Chief executive Andrew Thorburn, who was appointed to the role in August, said the latest writedown was disappointing and the bank needed to do better.
“The feedback that I’ve had from investors over the last few months is that we do need to improve our performance and that’s what I want as well,” he said.
Mr Thorburn said the bank’s senior executive team would have their bonuses cut as a result of the slide in earnings.
“It’s clear this result is well down on expectations and on our plan and as our bonus pool is based on cash earnings and return on equity then we can also expect and know that bonus pool will also be reduced,” he said.

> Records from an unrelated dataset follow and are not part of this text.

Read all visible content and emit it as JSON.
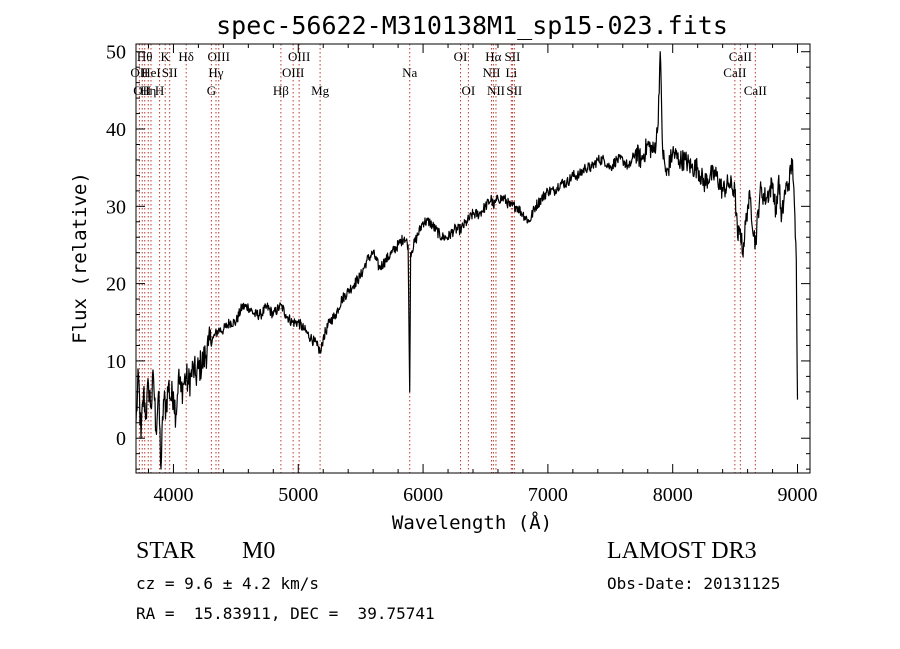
{
  "chart_data": {
    "type": "line",
    "title": "spec-56622-M310138M1_sp15-023.fits",
    "xlabel": "Wavelength (Å)",
    "ylabel": "Flux (relative)",
    "xlim": [
      3700,
      9100
    ],
    "ylim": [
      -4.5,
      51
    ],
    "xticks": [
      4000,
      5000,
      6000,
      7000,
      8000,
      9000
    ],
    "yticks": [
      0,
      10,
      20,
      30,
      40,
      50
    ],
    "grid": false,
    "series": [
      {
        "name": "flux",
        "x": [
          3700,
          3720,
          3740,
          3760,
          3780,
          3800,
          3820,
          3840,
          3860,
          3880,
          3900,
          3920,
          3940,
          3960,
          3980,
          4000,
          4020,
          4040,
          4060,
          4080,
          4100,
          4120,
          4140,
          4160,
          4180,
          4200,
          4240,
          4280,
          4320,
          4360,
          4400,
          4450,
          4500,
          4550,
          4600,
          4650,
          4700,
          4750,
          4800,
          4850,
          4870,
          4900,
          4950,
          5000,
          5050,
          5100,
          5150,
          5180,
          5200,
          5250,
          5300,
          5350,
          5400,
          5450,
          5500,
          5550,
          5600,
          5650,
          5700,
          5750,
          5800,
          5850,
          5880,
          5893,
          5900,
          5950,
          6000,
          6050,
          6100,
          6150,
          6200,
          6250,
          6300,
          6350,
          6400,
          6450,
          6500,
          6550,
          6563,
          6600,
          6650,
          6700,
          6750,
          6800,
          6850,
          6900,
          6950,
          7000,
          7050,
          7100,
          7150,
          7200,
          7250,
          7300,
          7350,
          7400,
          7450,
          7500,
          7550,
          7600,
          7650,
          7700,
          7750,
          7800,
          7850,
          7880,
          7900,
          7920,
          7950,
          8000,
          8050,
          8100,
          8150,
          8200,
          8250,
          8300,
          8350,
          8400,
          8450,
          8498,
          8520,
          8542,
          8560,
          8600,
          8620,
          8662,
          8700,
          8750,
          8800,
          8830,
          8850,
          8870,
          8900,
          8930,
          8960,
          8990,
          9000
        ],
        "values": [
          2,
          8,
          0,
          6,
          3,
          7,
          4,
          8,
          1,
          6,
          -4,
          5,
          4,
          7,
          5,
          6,
          3,
          8,
          6,
          7,
          8,
          7,
          8,
          9,
          8,
          9,
          10,
          12,
          13,
          14,
          14,
          15,
          15,
          17,
          17,
          16,
          16,
          17,
          16,
          17,
          17,
          16,
          15,
          15,
          14,
          13,
          12,
          11,
          13,
          15,
          16,
          18,
          19,
          20,
          21,
          23,
          24,
          22,
          23,
          24,
          25,
          26,
          25,
          6,
          24,
          26,
          28,
          28,
          27,
          26,
          26,
          27,
          27,
          28,
          29,
          29,
          30,
          31,
          30,
          31,
          31,
          30,
          30,
          29,
          28,
          30,
          31,
          32,
          32,
          33,
          33,
          34,
          34,
          35,
          35,
          36,
          36,
          35,
          36,
          36,
          35,
          37,
          36,
          38,
          37,
          40,
          50,
          37,
          34,
          37,
          36,
          36,
          35,
          35,
          33,
          34,
          34,
          32,
          33,
          32,
          26,
          27,
          24,
          30,
          31,
          25,
          32,
          31,
          33,
          29,
          34,
          28,
          32,
          33,
          36,
          23,
          5
        ]
      }
    ],
    "lines": [
      {
        "wl": 3727,
        "label": "OII",
        "row": 2
      },
      {
        "wl": 3750,
        "label": "OII",
        "row": 3
      },
      {
        "wl": 3770,
        "label": "Hθ",
        "row": 1
      },
      {
        "wl": 3798,
        "label": "Hη",
        "row": 3
      },
      {
        "wl": 3820,
        "label": "HeI",
        "row": 2
      },
      {
        "wl": 3889,
        "label": "H",
        "row": 3
      },
      {
        "wl": 3934,
        "label": "K",
        "row": 1
      },
      {
        "wl": 3970,
        "label": "SII",
        "row": 2
      },
      {
        "wl": 4102,
        "label": "Hδ",
        "row": 1
      },
      {
        "wl": 4304,
        "label": "G",
        "row": 3
      },
      {
        "wl": 4341,
        "label": "Hγ",
        "row": 2
      },
      {
        "wl": 4363,
        "label": "OIII",
        "row": 1
      },
      {
        "wl": 4861,
        "label": "Hβ",
        "row": 3
      },
      {
        "wl": 4959,
        "label": "OIII",
        "row": 2
      },
      {
        "wl": 5007,
        "label": "OIII",
        "row": 1
      },
      {
        "wl": 5175,
        "label": "Mg",
        "row": 3
      },
      {
        "wl": 5893,
        "label": "Na",
        "row": 2
      },
      {
        "wl": 6300,
        "label": "OI",
        "row": 1
      },
      {
        "wl": 6363,
        "label": "OI",
        "row": 3
      },
      {
        "wl": 6548,
        "label": "NII",
        "row": 2
      },
      {
        "wl": 6563,
        "label": "Hα",
        "row": 1
      },
      {
        "wl": 6584,
        "label": "NII",
        "row": 3
      },
      {
        "wl": 6707,
        "label": "Li",
        "row": 2
      },
      {
        "wl": 6716,
        "label": "SII",
        "row": 1
      },
      {
        "wl": 6731,
        "label": "SII",
        "row": 3
      },
      {
        "wl": 8498,
        "label": "CaII",
        "row": 2
      },
      {
        "wl": 8542,
        "label": "CaII",
        "row": 1
      },
      {
        "wl": 8662,
        "label": "CaII",
        "row": 3
      }
    ]
  },
  "info": {
    "class": "STAR",
    "subclass": "M0",
    "survey": "LAMOST DR3",
    "cz": "cz = 9.6 ± 4.2 km/s",
    "obs_date": "Obs-Date: 20131125",
    "radec": "RA =  15.83911, DEC =  39.75741"
  }
}
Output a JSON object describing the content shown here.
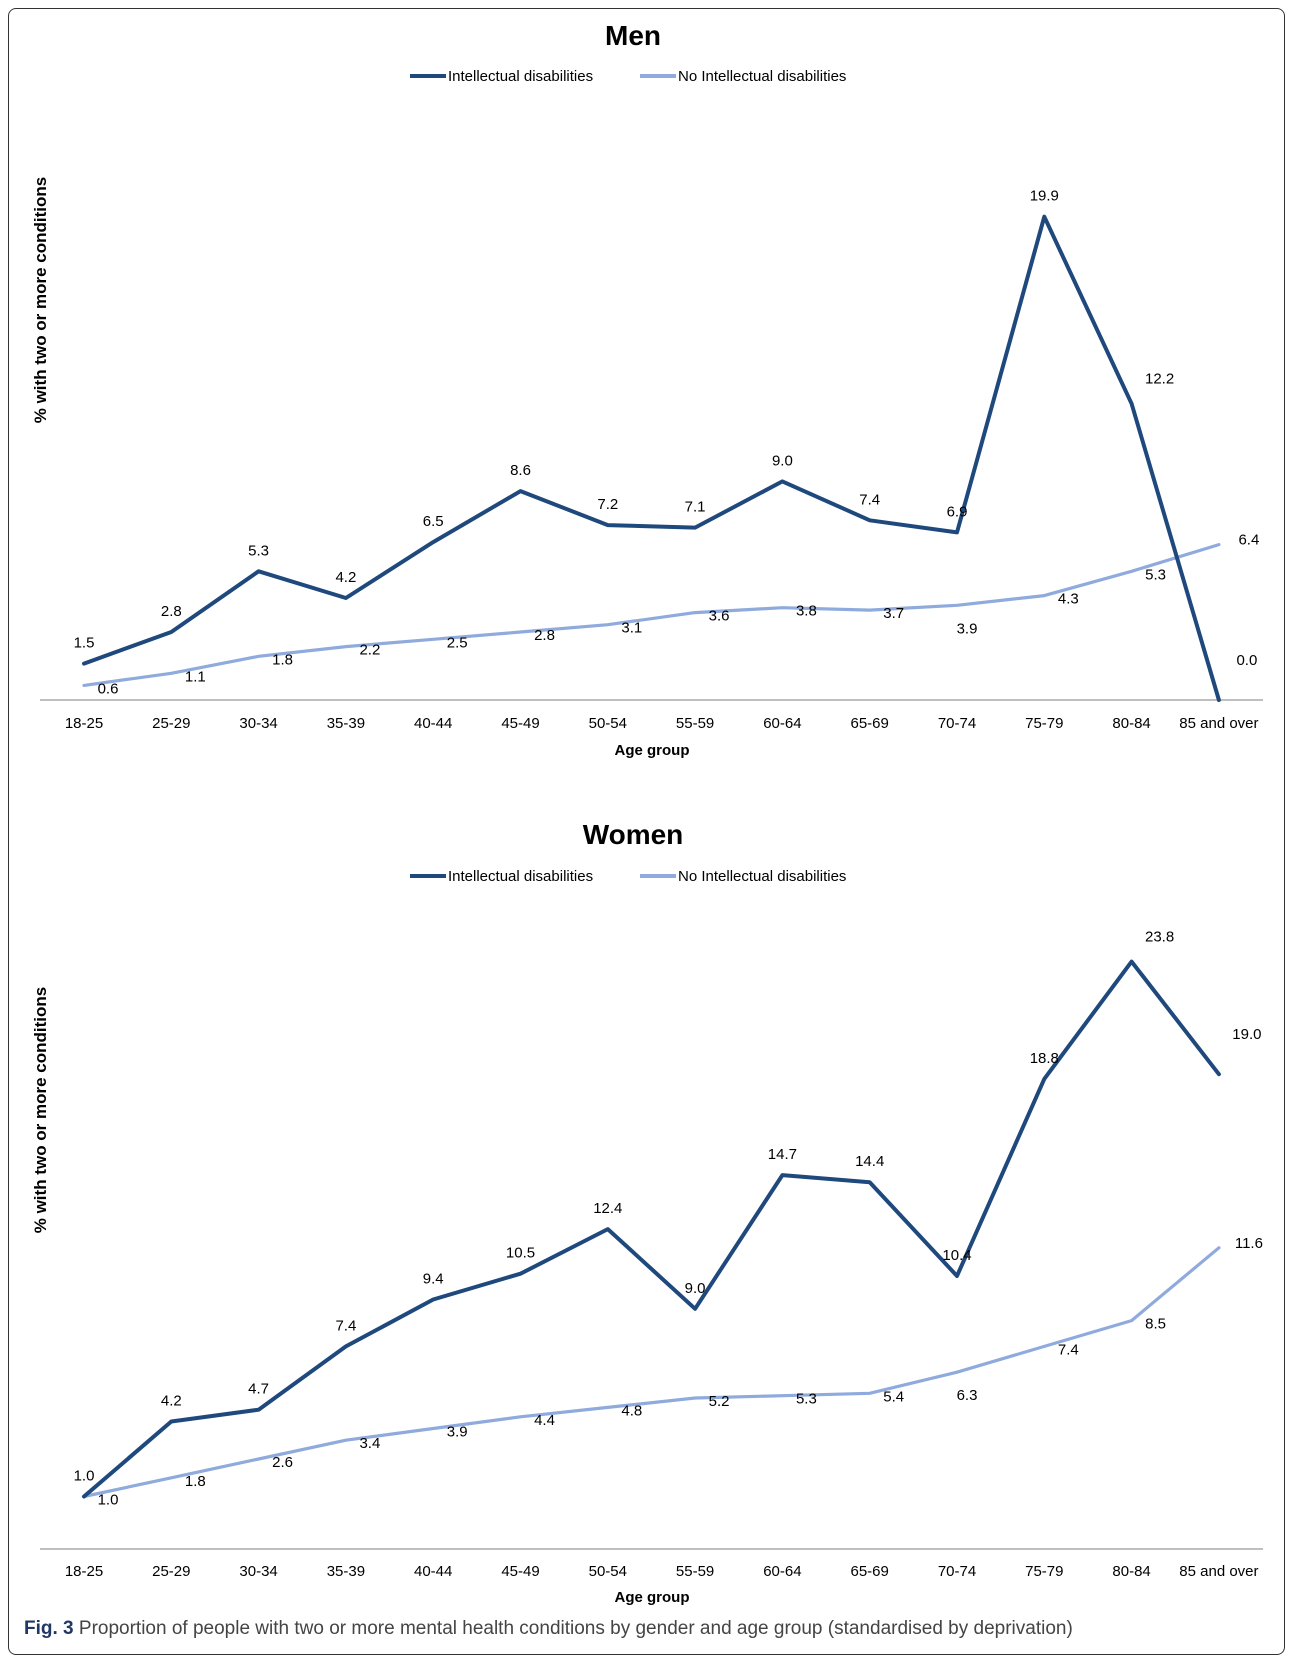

But he remained confident about the long term outlook for the bank, which has consistently underperformed its “big four” rivals: the Commonwealth, Westpac and ANZ.
“I think we have a core franchise which is really strong and has a lot of potential,” he said.
Mr Thorburn said the writedowns and provisions would result in an after tax hit of $1.34 billion to NAB.
Most of the charges are linked to misconduct by its UK operations, where the industry is reeling over scandals surrounding the selling of payment protection insurance and interest rate hedging products.
The bank announced pre-tax provisions of STG420 million ($A766.63 million) and STG250 million ($A456.33 million) relating to the PPI and interest rate hedging products, respectively.
Along with other UK banks, the Clydesdale Bank has faced ongoing scrutiny over the selling of its payment protection insurance and interest rate hedging products.
Mr Thorburn said the total cost of the past misconduct to the bank was still unknown but the latest provisions were enough to cover the known costs.
“We are confident that we have taken an appropriate level of provision for what we know now.”
NAB also announced a $297 million impairment linked to capitalised software, mostly within its Australian business.
The bank said the benefits linked to the software had been substantially below what had been expected.
It will also take a $US120 million ($A132 million) hit relating to deferred tax assets in the US, while a reduction in tax offsets linked to research and development will reduce full year cash earnings by a net $28 million, after tax.